La région Auvergne-Rhône-Alpes veut s'essayer à la reconnaissance faciale dans les transports

En région Auvergne-Rhône-Alpes, un projet de délibération controversé a été présenté lundi 19 juillet 2021 par Laurent Wauquiez à l’assemblée régionale pour lui permettre de déployer la reconnaissance faciale dans les gares, la vidéoprotection à l’intérieur des cars scolaires et interurbains, de financer l’achat de logiciel d’analyses comportementales.

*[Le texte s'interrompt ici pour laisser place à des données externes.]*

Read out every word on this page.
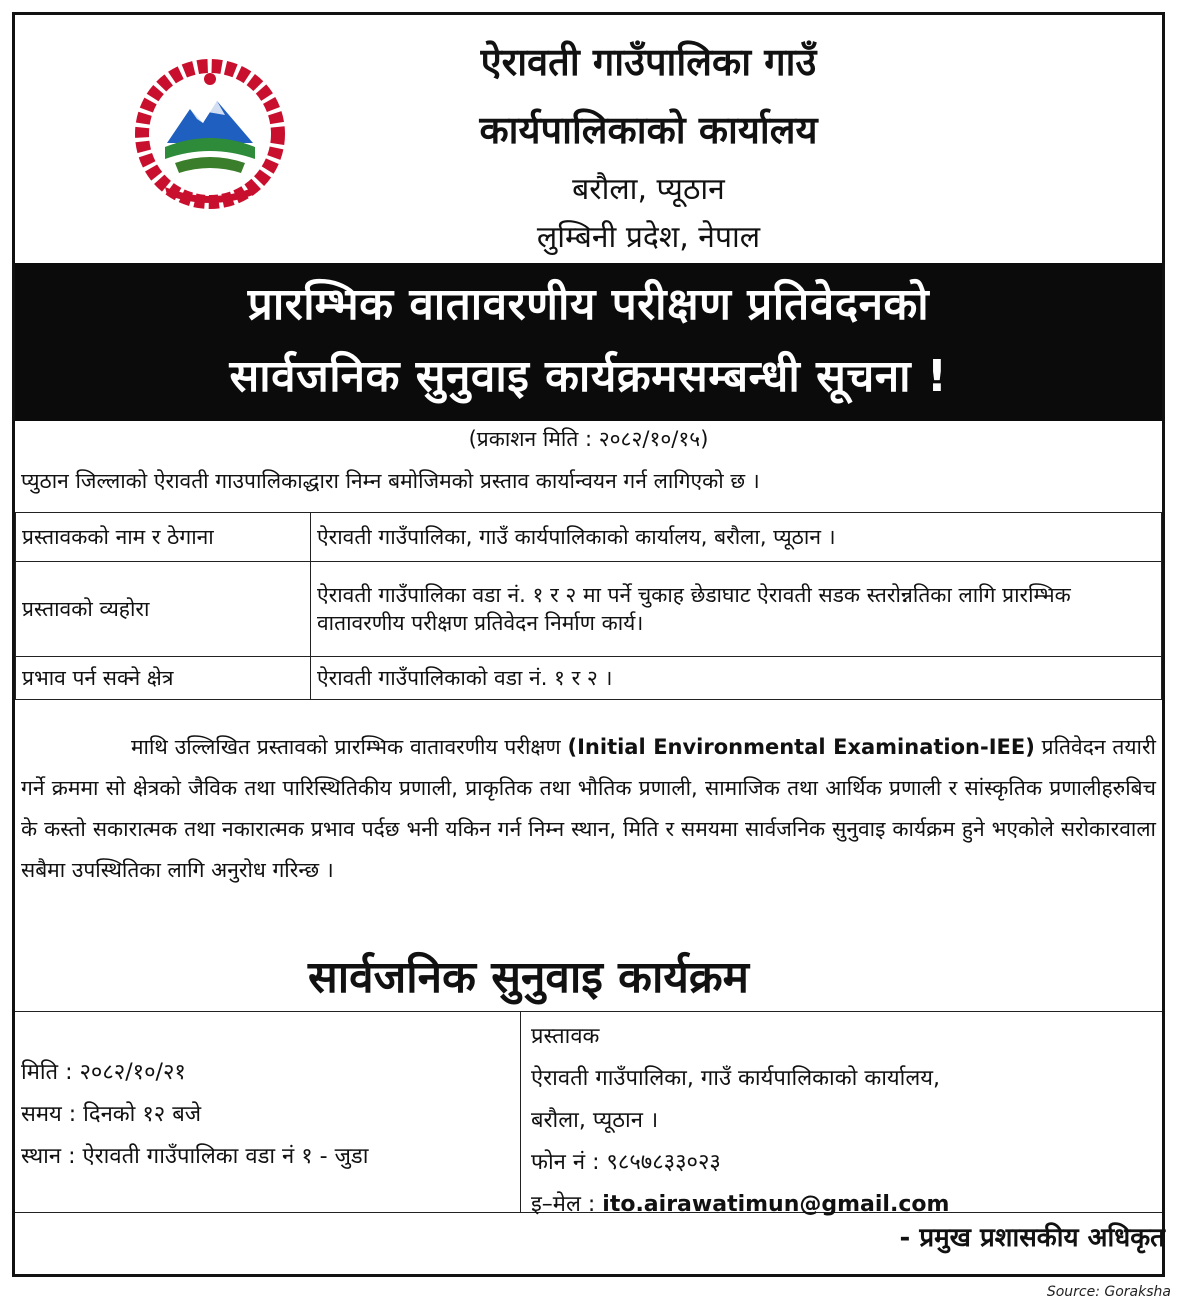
ऐरावती गाउँपालिका गाउँ
कार्यपालिकाको कार्यालय
बरौला, प्यूठान
लुम्बिनी प्रदेश, नेपाल
प्रारम्भिक वातावरणीय परीक्षण प्रतिवेदनको
सार्वजनिक सुनुवाइ कार्यक्रमसम्बन्धी सूचना !
(प्रकाशन मिति : २०८२/१०/१५)
प्युठान जिल्लाको ऐरावती गाउपालिकाद्धारा निम्न बमोजिमको प्रस्ताव कार्यान्वयन गर्न लागिएको छ ।
प्रस्तावकको नाम र ठेगाना	ऐरावती गाउँपालिका, गाउँ कार्यपालिकाको कार्यालय, बरौला, प्यूठान ।
प्रस्तावको व्यहोरा	ऐरावती गाउँपालिका वडा नं. १ र २ मा पर्ने चुकाह छेडाघाट ऐरावती सडक स्तरोन्नतिका लागि प्रारम्भिक वातावरणीय परीक्षण प्रतिवेदन निर्माण कार्य।
प्रभाव पर्न सक्ने क्षेत्र	ऐरावती गाउँपालिकाको वडा नं. १ र २ ।
माथि उल्लिखित प्रस्तावको प्रारम्भिक वातावरणीय परीक्षण (Initial Environmental Examination-IEE) प्रतिवेदन तयारी गर्ने क्रममा सो क्षेत्रको जैविक तथा पारिस्थितिकीय प्रणाली, प्राकृतिक तथा भौतिक प्रणाली, सामाजिक तथा आर्थिक प्रणाली र सांस्कृतिक प्रणालीहरुबिच के कस्तो सकारात्मक तथा नकारात्मक प्रभाव पर्दछ भनी यकिन गर्न निम्न स्थान, मिति र समयमा सार्वजनिक सुनुवाइ कार्यक्रम हुने भएकोले सरोकारवाला सबैमा उपस्थितिका लागि अनुरोध गरिन्छ ।
सार्वजनिक सुनुवाइ कार्यक्रम
मिति : २०८२/१०/२१
समय : दिनको १२ बजे
स्थान : ऐरावती गाउँपालिका वडा नं १ - जुडा
प्रस्तावक
ऐरावती गाउँपालिका, गाउँ कार्यपालिकाको कार्यालय,
बरौला, प्यूठान ।
फोन नं : ९८५७८३३०२३
इ–मेल : ito.airawatimun@gmail.com
- प्रमुख प्रशासकीय अधिकृत
Source: Goraksha
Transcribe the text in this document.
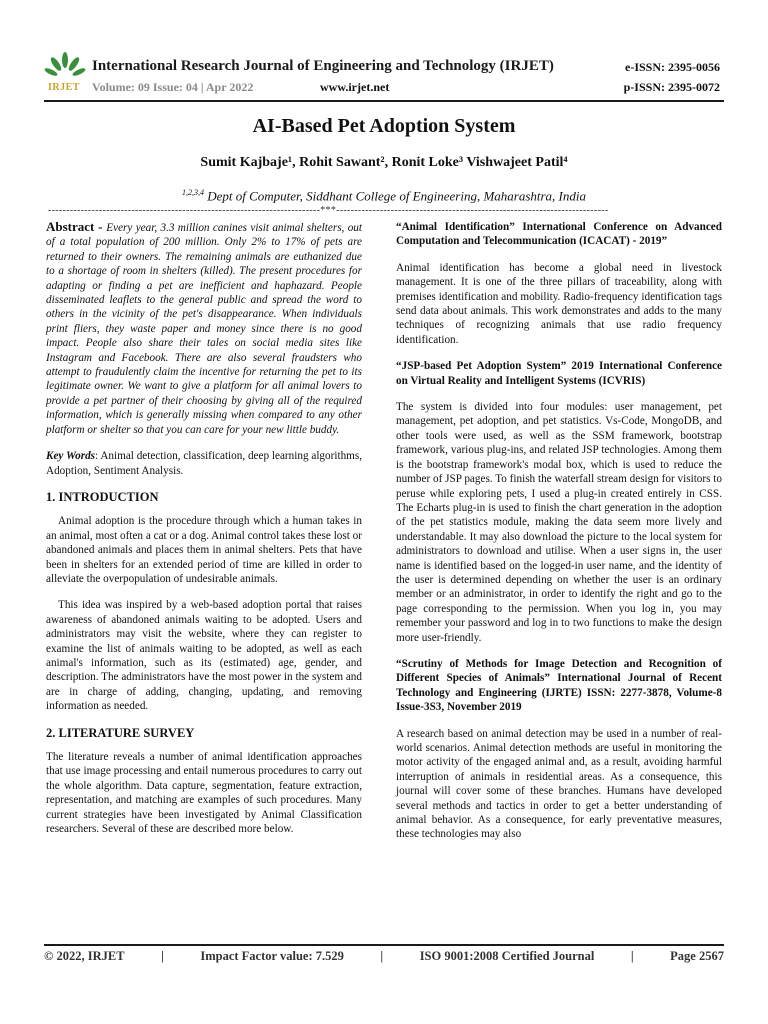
IRJET
International Research Journal of Engineering and Technology (IRJET)
Volume: 09 Issue: 04 | Apr 2022	www.irjet.net
e-ISSN: 2395-0056
p-ISSN: 2395-0072
AI-Based Pet Adoption System
Sumit Kajbaje¹, Rohit Sawant², Ronit Loke³ Vishwajeet Patil⁴
$^{1,2,3,4}$ Dept of Computer, Siddhant College of Engineering, Maharashtra, India
---------------------------------------------------------------------------***---------------------------------------------------------------------------

Abstract - Every year, 3.3 million canines visit animal shelters, out of a total population of 200 million. Only 2% to 17% of pets are returned to their owners. The remaining animals are euthanized due to a shortage of room in shelters (killed). The present procedures for adapting or finding a pet are inefficient and haphazard. People disseminated leaflets to the general public and spread the word to others in the vicinity of the pet's disappearance. When individuals print fliers, they waste paper and money since there is no good impact. People also share their tales on social media sites like Instagram and Facebook. There are also several fraudsters who attempt to fraudulently claim the incentive for returning the pet to its legitimate owner. We want to give a platform for all animal lovers to provide a pet partner of their choosing by giving all of the required information, which is generally missing when compared to any other platform or shelter so that you can care for your new little buddy.

Key Words: Animal detection, classification, deep learning algorithms, Adoption, Sentiment Analysis.

1. INTRODUCTION

Animal adoption is the procedure through which a human takes in an animal, most often a cat or a dog. Animal control takes these lost or abandoned animals and places them in animal shelters. Pets that have been in shelters for an extended period of time are killed in order to alleviate the overpopulation of undesirable animals.

This idea was inspired by a web-based adoption portal that raises awareness of abandoned animals waiting to be adopted. Users and administrators may visit the website, where they can register to examine the list of animals waiting to be adopted, as well as each animal's information, such as its (estimated) age, gender, and description. The administrators have the most power in the system and are in charge of adding, changing, updating, and removing information as needed.

2. LITERATURE SURVEY

The literature reveals a number of animal identification approaches that use image processing and entail numerous procedures to carry out the whole algorithm. Data capture, segmentation, feature extraction, representation, and matching are examples of such procedures. Many current strategies have been investigated by Animal Classification researchers. Several of these are described more below.

“Animal Identification” International Conference on Advanced Computation and Telecommunication (ICACAT) - 2019”

Animal identification has become a global need in livestock management. It is one of the three pillars of traceability, along with premises identification and mobility. Radio-frequency identification tags send data about animals. This work demonstrates and adds to the many techniques of recognizing animals that use radio frequency identification.

“JSP-based Pet Adoption System” 2019 International Conference on Virtual Reality and Intelligent Systems (ICVRIS)

The system is divided into four modules: user management, pet management, pet adoption, and pet statistics. Vs-Code, MongoDB, and other tools were used, as well as the SSM framework, bootstrap framework, various plug-ins, and related JSP technologies. Among them is the bootstrap framework's modal box, which is used to reduce the number of JSP pages. To finish the waterfall stream design for visitors to peruse while exploring pets, I used a plug-in created entirely in CSS. The Echarts plug-in is used to finish the chart generation in the adoption of the pet statistics module, making the data seem more lively and understandable. It may also download the picture to the local system for administrators to download and utilise. When a user signs in, the user name is identified based on the logged-in user name, and the identity of the user is determined depending on whether the user is an ordinary member or an administrator, in order to identify the right and go to the page corresponding to the permission. When you log in, you may remember your password and log in to two functions to make the design more user-friendly.

“Scrutiny of Methods for Image Detection and Recognition of Different Species of Animals” International Journal of Recent Technology and Engineering (IJRTE) ISSN: 2277-3878, Volume-8 Issue-3S3, November 2019

A research based on animal detection may be used in a number of real-world scenarios. Animal detection methods are useful in monitoring the motor activity of the engaged animal and, as a result, avoiding harmful interruption of animals in residential areas. As a consequence, this journal will cover some of these branches. Humans have developed several methods and tactics in order to get a better understanding of animal behavior. As a consequence, for early preventative measures, these technologies may also

© 2022, IRJET	|	Impact Factor value: 7.529	|	ISO 9001:2008 Certified Journal	|	Page 2567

Il s'agirait, rapporte l'association de la Quadrature du Net dans son communiqué du 16 juillet 2021, de renforcer le bouclier "vidéoprotection" avec "10.000 caméras supplémentaires et en l’étendant à la vidéoprotection intelligente ainsi qu’à l’expérimentation de systèmes innovants" tels que "la technologie biométrique". "Protéger nos lycéens, nos enfants dans les cars, les usagers des trains, c'est notre responsabilité. La reconnaissance faciale a posteriori permettra d'identifier les criminels et les interpeller. Voter contre, c'est empêcher de les retrouver. J'assume de protéger les habitants", s'est justifié Laurent Wauquiez dans un tweet du 19 juillet. Avec ce projet, encore peu détaillé, le président de la région Auvergne-Rhône-Alpes s'inscrit dans la lignée de Valérie Pécresse pour l'Ile-de-France et de Christian Estrosi pour la région Paca . Tous deux ont aussi exprimé à plusieurs reprises leur souhait de mettre en place la reconnaissance faciale dans les transports. 
La législation autour de la reconnaissance faciale est toutefois complexe et restrictive. 
"[...] De tels dispositifs seraient illégaux car ils ne remplissent en aucun cas les critères posés par la loi française ou le droit européen", rappelle la Quadrature du Net. "Ils n’obéissent nullement à une "nécessité absolue", ne présentent pas les "garanties appropriées" et ne sont encadrés par aucun texte spécifique comme l’exige pourtant l’article 10 de la directive Police-Justice", poursuit l'association avant de conclure : "c’est pour cela que nous avons gagné contre le projet de portiques de reconnaissance faciale à Nice et Marseille, que nous avons attaqué le projet de surveillance de Marseille (notre article du 2 mars 2020). 
V.F / Localtis

Ces expérimentations qui inquiètent

Les expérimentations de reconnaissance faciale dans l’espace public se multiplient en Europe, suscitant la controverse. En Hongrie, Lettonie et Grèce le projet iBorderCtrl, prétendant détecter un mensonge à partir des traits du visage, a ainsi choqué les associations protégeant les droits des migrants. En Suède et en France, les autorités nationales en charge de la protection des données ont mis un terme à l’usage de la reconnaissance faciale pour filtrer les entrées d’établissements scolaires au motif que le dispositif était disproportionné par rapport à l’objectif poursuivi. Un sort qu’a également connu le projet italien d’utiliser la reconnaissance faciale pour repérer les étrangers en situation irrégulière.